No, you’re gonna wanna watch Being Eddie because when Eddie Murphy wants to be, he’s a spectacular storyteller and, as everybody already knows, an expert mimic. When he reflects on his admiration for Richard Pryor or Muhammad Ali, the pleasure of the moment is contagious. While the primary focus of the documentary is on Eddie Murphy as a wise guru with a 40,000-foot view on comedy, Hollywood and stardom, sometimes Wall gets lucky and Murphy goes off-the-cuff on something utterly random — like his love for MTV’s Ridiculousness, which he sincerely calls the best show on television and compares, in weirdly convincing fashion, to the films of Alejandro Jodorowsky. Moments like that contributed most to my enjoyment of Being Eddie.

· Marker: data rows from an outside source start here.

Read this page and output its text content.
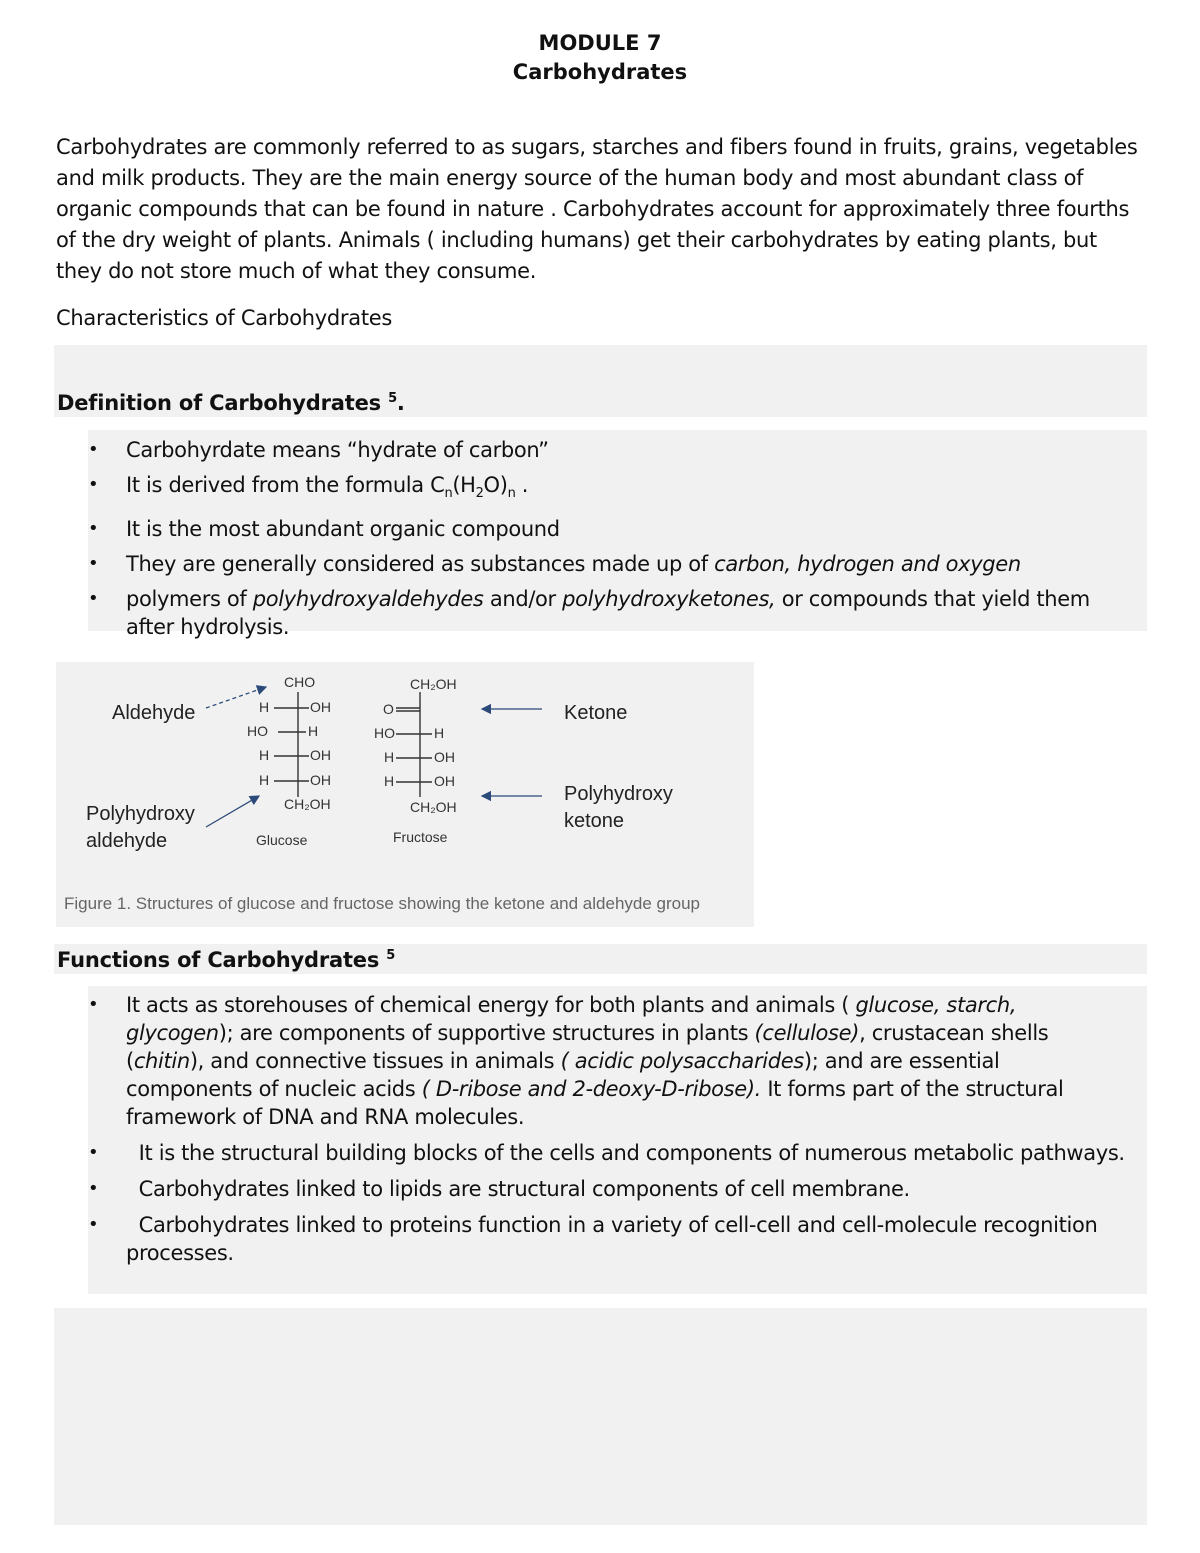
MODULE 7
Carbohydrates

Carbohydrates are commonly referred to as sugars, starches and fibers found in fruits, grains, vegetables and milk products. They are the main energy source of the human body and most abundant class of organic compounds that can be found in nature . Carbohydrates account for approximately three fourths of the dry weight of plants. Animals ( including humans) get their carbohydrates by eating plants, but they do not store much of what they consume.

Characteristics of Carbohydrates
Definition of Carbohydrates $^5$.
• Carbohyrdate means “hydrate of carbon”
• It is derived from the formula $C_n(H_2O)_n$ .
• It is the most abundant organic compound
• They are generally considered as substances made up of carbon, hydrogen and oxygen
• polymers of polyhydroxyaldehydes and/or polyhydroxyketones, or compounds that yield them after hydrolysis.
Aldehyde
Polyhydroxy
aldehyde
Ketone
Polyhydroxy
ketone
CHO
H	OH
HO	H
H	OH
H	OH
CH₂OH
Glucose
CH₂OH
O
HO	H
H	OH
H	OH
CH₂OH
Fructose
Figure 1. Structures of glucose and fructose showing the ketone and aldehyde group
Functions of Carbohydrates $^5$
• It acts as storehouses of chemical energy for both plants and animals ( glucose, starch, glycogen); are components of supportive structures in plants (cellulose), crustacean shells (chitin), and connective tissues in animals ( acidic polysaccharides); and are essential components of nucleic acids ( D-ribose and 2-deoxy-D-ribose). It forms part of the structural framework of DNA and RNA molecules.
•   It is the structural building blocks of the cells and components of numerous metabolic pathways.
•   Carbohydrates linked to lipids are structural components of cell membrane.
•   Carbohydrates linked to proteins function in a variety of cell-cell and cell-molecule recognition processes.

At his peak, Murphy often came across in interviews as canned, cantankerous or just uncomfortable, which might be a product of his having to deal with interviewers like Jay Leno. In recent years, though, Murphy has been on a crusade to make himself more approachable on his own terms. He did a great interview with Seinfeld on Comedians in Cars Getting Coffee. Many bigger topics and more obvious targets in his career — from his early career explosion in 48 Hours to the representational triumph of Boomerang — were discussed with Murphy and many of the same talking heads (Jamie Foxx, Reginald Hudlin, Kevin Hart) in recent Apple documentary Number One on the Call Sheet. But none of these pieces of image readjustment have come with the weight of Netflix’s algorithm, or access to Eddie Murphy’s sweet pad.